Каша на столе тоже зимняя, светлая, прямая, с привкусом кедровых орешков. Пока ложка совершает предписанное ей путешествие, представляю, как эти душистые, тяжёлые, вязкие комочки растут, зреют внутри нежных голубоватых бутонов на тайной поляне в лесу. Подойдёшь к такому цветку, сорвёшь его, и он, раскрыв кремообразные лепестки, выпустит в твою отверстую пасть сладкий залп созревшего лакомства.

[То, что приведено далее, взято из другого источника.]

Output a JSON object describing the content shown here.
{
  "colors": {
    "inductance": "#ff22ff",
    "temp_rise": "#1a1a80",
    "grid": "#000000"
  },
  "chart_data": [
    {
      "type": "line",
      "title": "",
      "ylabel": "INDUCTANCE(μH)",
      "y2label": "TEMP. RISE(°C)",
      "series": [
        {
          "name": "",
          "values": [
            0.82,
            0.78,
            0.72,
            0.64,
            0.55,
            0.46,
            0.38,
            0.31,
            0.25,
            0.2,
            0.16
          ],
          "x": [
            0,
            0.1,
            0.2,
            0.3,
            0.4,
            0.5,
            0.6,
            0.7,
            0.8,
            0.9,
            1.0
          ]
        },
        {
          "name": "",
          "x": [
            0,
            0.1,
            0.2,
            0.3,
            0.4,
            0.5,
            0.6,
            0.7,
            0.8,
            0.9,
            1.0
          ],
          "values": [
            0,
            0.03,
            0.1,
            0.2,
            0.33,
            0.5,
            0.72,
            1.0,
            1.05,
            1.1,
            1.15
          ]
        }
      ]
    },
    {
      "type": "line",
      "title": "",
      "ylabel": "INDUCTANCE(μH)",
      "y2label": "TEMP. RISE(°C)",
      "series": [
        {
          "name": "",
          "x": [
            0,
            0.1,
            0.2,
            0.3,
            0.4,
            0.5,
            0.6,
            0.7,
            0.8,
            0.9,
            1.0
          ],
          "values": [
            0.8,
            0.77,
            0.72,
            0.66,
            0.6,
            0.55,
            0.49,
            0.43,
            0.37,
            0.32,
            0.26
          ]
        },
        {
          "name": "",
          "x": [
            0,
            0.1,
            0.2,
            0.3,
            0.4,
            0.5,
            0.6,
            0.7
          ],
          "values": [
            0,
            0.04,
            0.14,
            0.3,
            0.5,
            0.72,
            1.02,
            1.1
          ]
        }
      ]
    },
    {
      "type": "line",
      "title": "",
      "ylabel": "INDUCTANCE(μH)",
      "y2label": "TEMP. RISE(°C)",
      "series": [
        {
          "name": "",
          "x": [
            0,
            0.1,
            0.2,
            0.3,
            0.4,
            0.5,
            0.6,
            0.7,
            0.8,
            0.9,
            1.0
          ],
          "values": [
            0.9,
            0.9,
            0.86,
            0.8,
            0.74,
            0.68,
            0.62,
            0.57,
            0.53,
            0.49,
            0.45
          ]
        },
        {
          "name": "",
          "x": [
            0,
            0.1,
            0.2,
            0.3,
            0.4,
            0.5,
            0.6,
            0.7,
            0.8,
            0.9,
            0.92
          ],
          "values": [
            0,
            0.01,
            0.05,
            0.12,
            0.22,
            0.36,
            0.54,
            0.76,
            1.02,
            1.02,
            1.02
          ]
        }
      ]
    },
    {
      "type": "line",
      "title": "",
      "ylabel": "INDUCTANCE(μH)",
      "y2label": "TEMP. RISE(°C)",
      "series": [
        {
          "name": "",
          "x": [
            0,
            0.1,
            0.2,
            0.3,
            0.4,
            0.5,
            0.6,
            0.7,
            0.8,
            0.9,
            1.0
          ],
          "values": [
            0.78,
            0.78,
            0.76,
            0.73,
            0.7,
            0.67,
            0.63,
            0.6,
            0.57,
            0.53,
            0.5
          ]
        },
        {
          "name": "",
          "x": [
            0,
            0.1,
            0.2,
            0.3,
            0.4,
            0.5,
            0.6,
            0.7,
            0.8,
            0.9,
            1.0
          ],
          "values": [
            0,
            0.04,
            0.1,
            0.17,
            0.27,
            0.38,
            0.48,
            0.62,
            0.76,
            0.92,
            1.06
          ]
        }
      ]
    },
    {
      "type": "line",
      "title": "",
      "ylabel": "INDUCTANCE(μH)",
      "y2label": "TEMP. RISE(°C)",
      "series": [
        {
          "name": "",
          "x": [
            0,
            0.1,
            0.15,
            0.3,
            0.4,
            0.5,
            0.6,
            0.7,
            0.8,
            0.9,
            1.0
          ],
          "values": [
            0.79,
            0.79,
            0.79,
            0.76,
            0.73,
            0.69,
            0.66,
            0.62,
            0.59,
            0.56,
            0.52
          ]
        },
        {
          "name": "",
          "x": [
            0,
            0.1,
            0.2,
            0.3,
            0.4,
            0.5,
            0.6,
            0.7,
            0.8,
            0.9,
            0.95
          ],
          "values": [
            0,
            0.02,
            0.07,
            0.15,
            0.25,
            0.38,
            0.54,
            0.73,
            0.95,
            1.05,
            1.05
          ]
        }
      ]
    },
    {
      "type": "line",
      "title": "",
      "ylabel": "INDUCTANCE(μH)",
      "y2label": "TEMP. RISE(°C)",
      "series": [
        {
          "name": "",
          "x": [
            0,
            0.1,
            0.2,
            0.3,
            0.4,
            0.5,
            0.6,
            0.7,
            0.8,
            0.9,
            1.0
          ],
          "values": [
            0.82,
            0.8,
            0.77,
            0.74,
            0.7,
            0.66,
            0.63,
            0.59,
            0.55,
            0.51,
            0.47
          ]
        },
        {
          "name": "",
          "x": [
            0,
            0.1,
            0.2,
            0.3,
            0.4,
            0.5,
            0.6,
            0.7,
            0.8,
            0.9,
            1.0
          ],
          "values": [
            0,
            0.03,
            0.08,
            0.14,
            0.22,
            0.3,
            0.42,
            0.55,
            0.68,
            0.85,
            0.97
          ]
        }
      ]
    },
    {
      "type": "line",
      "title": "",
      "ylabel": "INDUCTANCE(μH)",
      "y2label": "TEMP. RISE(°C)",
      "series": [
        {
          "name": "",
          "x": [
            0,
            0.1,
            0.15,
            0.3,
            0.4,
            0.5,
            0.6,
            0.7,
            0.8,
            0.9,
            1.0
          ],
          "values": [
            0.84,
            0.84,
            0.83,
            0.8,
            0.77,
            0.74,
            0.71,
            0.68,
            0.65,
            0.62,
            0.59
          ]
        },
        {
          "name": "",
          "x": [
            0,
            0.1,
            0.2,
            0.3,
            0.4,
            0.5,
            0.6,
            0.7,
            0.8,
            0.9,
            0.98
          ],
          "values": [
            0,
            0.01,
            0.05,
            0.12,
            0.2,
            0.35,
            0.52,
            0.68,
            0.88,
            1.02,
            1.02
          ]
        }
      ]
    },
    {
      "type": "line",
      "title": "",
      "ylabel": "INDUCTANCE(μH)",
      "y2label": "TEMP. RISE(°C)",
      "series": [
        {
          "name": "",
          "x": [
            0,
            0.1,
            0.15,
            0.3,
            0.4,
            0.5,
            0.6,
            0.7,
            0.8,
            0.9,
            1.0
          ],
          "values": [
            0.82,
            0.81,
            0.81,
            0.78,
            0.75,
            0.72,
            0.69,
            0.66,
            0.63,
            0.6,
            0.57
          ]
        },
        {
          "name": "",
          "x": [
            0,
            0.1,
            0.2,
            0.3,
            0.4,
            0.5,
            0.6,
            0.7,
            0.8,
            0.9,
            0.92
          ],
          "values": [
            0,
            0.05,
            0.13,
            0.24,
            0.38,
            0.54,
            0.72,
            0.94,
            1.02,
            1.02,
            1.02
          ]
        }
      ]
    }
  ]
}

Глаза не устают странствовать по потолку: и там – зима, вязкая, переливчатая, вкусная. И уж нет многоглазых гидр и вепрей, нет зловещей суетящейся хтони – лишь спокойное, белое, мудрое, покрытое матовой глазурью снега поле. А там, за окном, ворона тащит за лапку мёртвую синицу. «Господи, – думаю я про синицу, – Она ведь всю щёку себе обдерёт!» Но ворона так косо на меня смотрит, что я тут же себя одёргиваю: «Болван. Она ведь мёртвая».
Кошачья тень отодвигает занавес.
И как раз вовремя.
В форточке умещается месяц, застывший, как ангел в триптихе Портинари; он нагло подглядывает за спящими, старит детские лица, ищет полуночных собеседников, мнётся, конфузится, приметив цель, осторожничает, выжидает, прячется за раму. Крыши домов, вскинув руки, пальцами антенн скребут домовину неба, вопят: «Душно! Душно мне!» А липкий белый дым, накрывающий землю, заменяет воздух и шепчет: «Не шумите. Вишня цветёт».